The U.S. Postal Service’s (USPS) Supply Management function is composed of five purchasing portfolios that manage contracts for goods and services to meet USPS operational needs.
In fiscal years (FY) 2009 and 2016, the USPS awarded [redacted] two contracts and a basic ordering agreement — within the Technology Infrastructure and Commercial Products and Services portfolios — for consulting and professional information technology services.
As of March 2017, the USPS had paid [redacted] million for these services with the largest portion of the fees attributed to labor hours. When key personnel labor is deemed essential to performing work, the USPS includes a clause in the contract that requires key personnel to be defined and identified in the contract.
Labor substitution occurs when a supplier substitutes an individual designated to work on a contract with another individual. When this occurs for key personnel, the supplier must obtain written approval from the contracting officer (CO) prior to the substitution occurring. Ultimately, COs are responsible for ensuring suppliers comply with contract terms and maintaining adequate documentation in the contract file.
For FYs 2015 and 2016, we identified a universe of 2,523 [redacted] invoices paid against three contract vehicles and reviewed a statistical sample of 187 invoices.
Our objective was to determine whether COs complied with USPS policy for labor substitution on [redacted] contracts.
What the OIG Found
COs did not comply with USPS policy for labor substitution of key personnel on two of the three [redacted] contract vehicles reviewed. In FYs 2015 and 2016, for 48 percent (89 of 187) of invoices reviewed, we identified 98 contract personnel who were substituted as key personnel without written approval or supporting documentation in the contract file, as required per USPS policy.
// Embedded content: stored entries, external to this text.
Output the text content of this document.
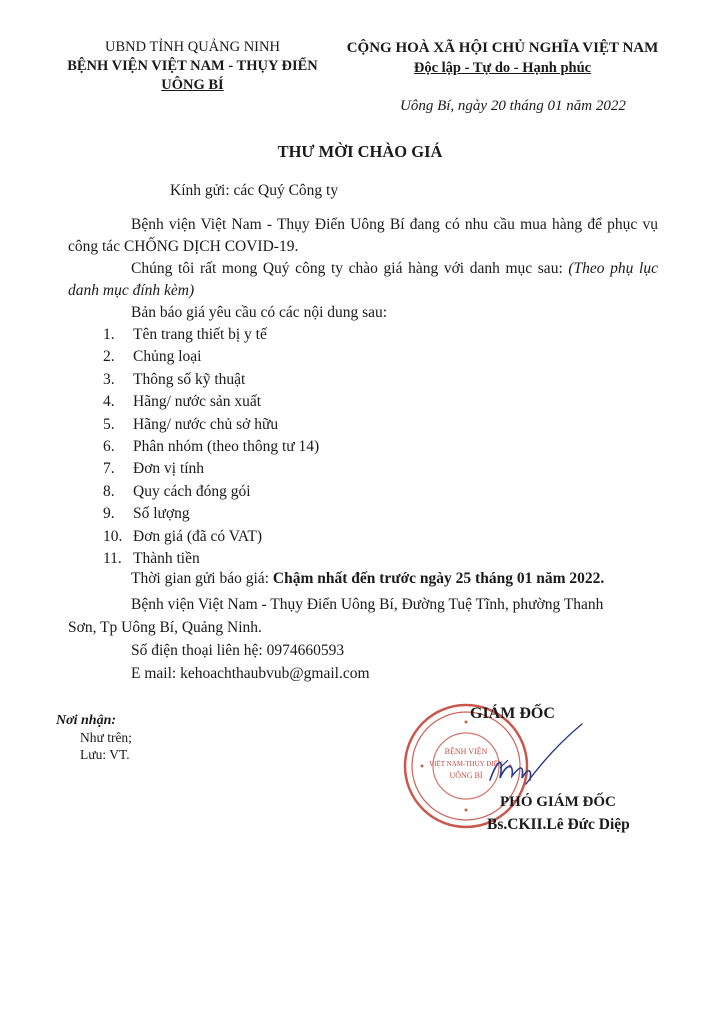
UBND TỈNH QUẢNG NINH
BỆNH VIỆN VIỆT NAM - THỤY ĐIỂN
UÔNG BÍ
CỘNG HOÀ XÃ HỘI CHỦ NGHĨA VIỆT NAM
Độc lập - Tự do - Hạnh phúc
Uông Bí, ngày 20 tháng 01 năm 2022
THƯ MỜI CHÀO GIÁ
Kính gửi: các Quý Công ty
Bệnh viện Việt Nam - Thụy Điển Uông Bí đang có nhu cầu mua hàng để phục vụ công tác CHỐNG DỊCH COVID-19.
Chúng tôi rất mong Quý công ty chào giá hàng với danh mục sau: (Theo phụ lục danh mục đính kèm)
Bản báo giá yêu cầu có các nội dung sau:
1. Tên trang thiết bị y tế
2. Chủng loại
3. Thông số kỹ thuật
4. Hãng/ nước sản xuất
5. Hãng/ nước chủ sở hữu
6. Phân nhóm (theo thông tư 14)
7. Đơn vị tính
8. Quy cách đóng gói
9. Số lượng
10. Đơn giá (đã có VAT)
11. Thành tiền
Thời gian gửi báo giá: Chậm nhất đến trước ngày 25 tháng 01 năm 2022.
Bệnh viện Việt Nam - Thụy Điển Uông Bí, Đường Tuệ Tĩnh, phường Thanh
Sơn, Tp Uông Bí, Quảng Ninh.
Số điện thoại liên hệ: 0974660593
E mail: kehoachthaubvub@gmail.com
Nơi nhận:
Như trên;
Lưu: VT.	BỆNH VIỆN
VIỆT NAM-THỤY ĐIỂN
UÔNG BÍ
GIÁM ĐỐC
PHÓ GIÁM ĐỐC
Bs.CKII.Lê Đức Diệp
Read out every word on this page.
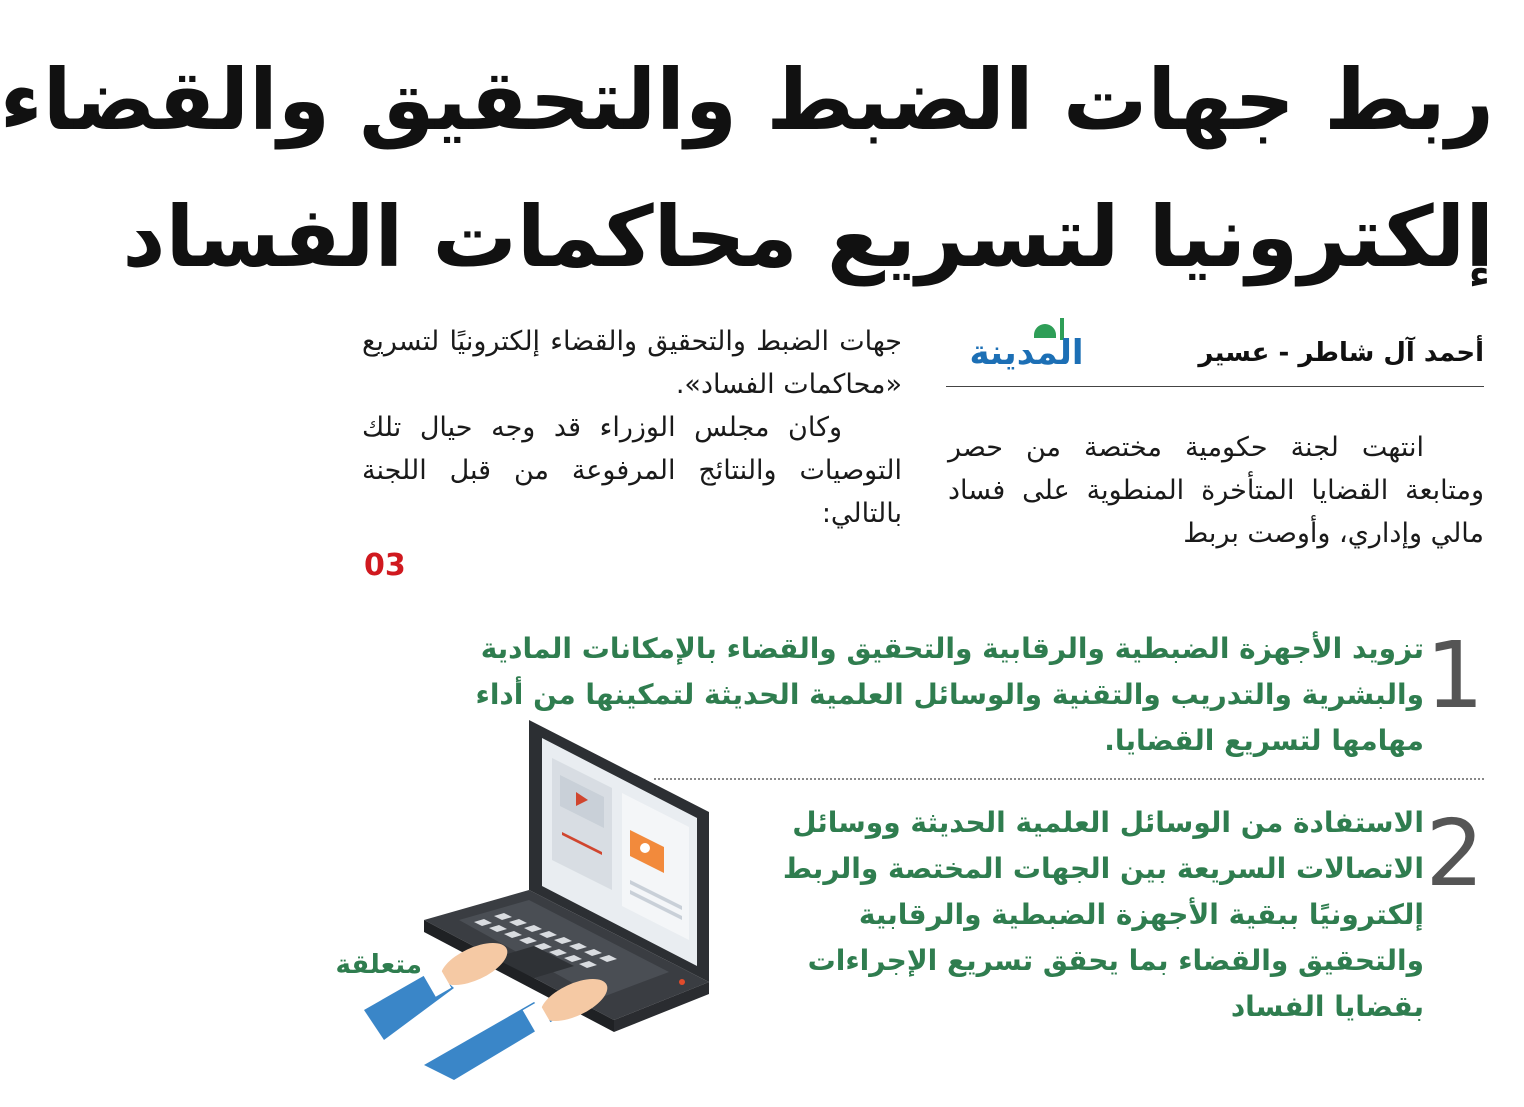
ربط جهات الضبط والتحقيق والقضاء
إلكترونيا لتسريع محاكمات الفساد
أحمد آل شاطر - عسير
المدينة

انتهت لجنة حكومية مختصة من حصر ومتابعة القضايا المتأخرة المنطوية على فساد مالي وإداري، وأوصت بربط

جهات الضبط والتحقيق والقضاء إلكترونيًا لتسريع «محاكمات الفساد».

وكان مجلس الوزراء قد وجه حيال تلك التوصيات والنتائج المرفوعة من قبل اللجنة بالتالي:

03
1
تزويد الأجهزة الضبطية والرقابية والتحقيق والقضاء بالإمكانات المادية والبشرية والتدريب والتقنية والوسائل العلمية الحديثة لتمكينها من أداء مهامها لتسريع القضايا.
2
الاستفادة من الوسائل العلمية الحديثة ووسائل الاتصالات السريعة بين الجهات المختصة والربط إلكترونيًا ببقية الأجهزة الضبطية والرقابية والتحقيق والقضاء بما يحقق تسريع الإجراءات بقضايا الفساد
متعلقة
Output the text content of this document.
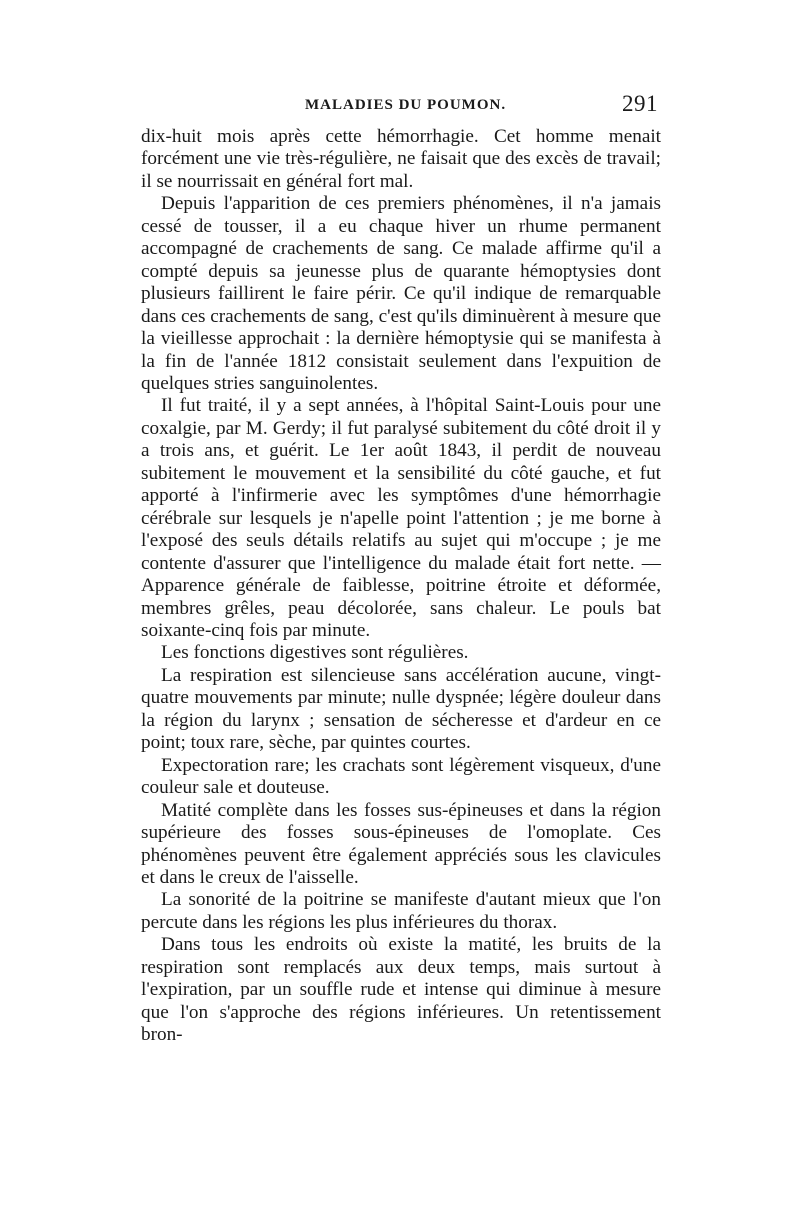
MALADIES DU POUMON.	291

dix-huit mois après cette hémorrhagie. Cet homme menait forcément une vie très-régulière, ne faisait que des excès de travail; il se nourrissait en général fort mal.

Depuis l'apparition de ces premiers phénomènes, il n'a jamais cessé de tousser, il a eu chaque hiver un rhume permanent accompagné de crachements de sang. Ce malade affirme qu'il a compté depuis sa jeunesse plus de quarante hémoptysies dont plusieurs faillirent le faire périr. Ce qu'il indique de remarquable dans ces crachements de sang, c'est qu'ils diminuèrent à mesure que la vieillesse approchait : la dernière hémoptysie qui se manifesta à la fin de l'année 1812 consistait seulement dans l'expuition de quelques stries sanguinolentes.

Il fut traité, il y a sept années, à l'hôpital Saint-Louis pour une coxalgie, par M. Gerdy; il fut paralysé subitement du côté droit il y a trois ans, et guérit. Le 1er août 1843, il perdit de nouveau subitement le mouvement et la sensibilité du côté gauche, et fut apporté à l'infirmerie avec les symptômes d'une hémorrhagie cérébrale sur lesquels je n'apelle point l'attention ; je me borne à l'exposé des seuls détails relatifs au sujet qui m'occupe ; je me contente d'assurer que l'intelligence du malade était fort nette. — Apparence générale de faiblesse, poitrine étroite et déformée, membres grêles, peau décolorée, sans chaleur. Le pouls bat soixante-cinq fois par minute.

Les fonctions digestives sont régulières.

La respiration est silencieuse sans accélération aucune, vingt-quatre mouvements par minute; nulle dyspnée; légère douleur dans la région du larynx ; sensation de sécheresse et d'ardeur en ce point; toux rare, sèche, par quintes courtes.

Expectoration rare; les crachats sont légèrement visqueux, d'une couleur sale et douteuse.

Matité complète dans les fosses sus-épineuses et dans la région supérieure des fosses sous-épineuses de l'omoplate. Ces phénomènes peuvent être également appréciés sous les clavicules et dans le creux de l'aisselle.

La sonorité de la poitrine se manifeste d'autant mieux que l'on percute dans les régions les plus inférieures du thorax.

Dans tous les endroits où existe la matité, les bruits de la respiration sont remplacés aux deux temps, mais surtout à l'expiration, par un souffle rude et intense qui diminue à mesure que l'on s'approche des régions inférieures. Un retentissement bron-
This occurred due to poor CO contract oversight and inadequate documentation practices in managing key personnel. Without evidence of written approval, the USPS cannot substantiate that [redacted] is substituting key personnel with individuals of like experience and qualifications. This increases the risk of substandard service, project delays, and/or cost overruns. We made a referral to our Office of Investigations as appropriate.
Based on our statistical sample, we projected that 48 percent of [redacted] invoices for two contract vehicles, valued at [redacted], have unapproved and unsupported labor substitutions for key personnel.
In FY 2016, [redacted] was a top 10 vendor for the USPS in terms of fees paid at over [redacted] million. Accordingly, it is important for the USPS to ensure proper controls and oversight are in place to adequately monitor spend and manage contract data.
What the OIG Recommended
We recommended management reiterate existing policy on key personnel clauses, contract documentation practices, and use of the Contract Authoring and Management System. We also recommended management establish an oversight process to ensure proper review, approval, and documentation of labor substitution for key personnel. Finally, we recommended management revise existing policy to clarify requirements for requesting and approving key personnel labor substitution.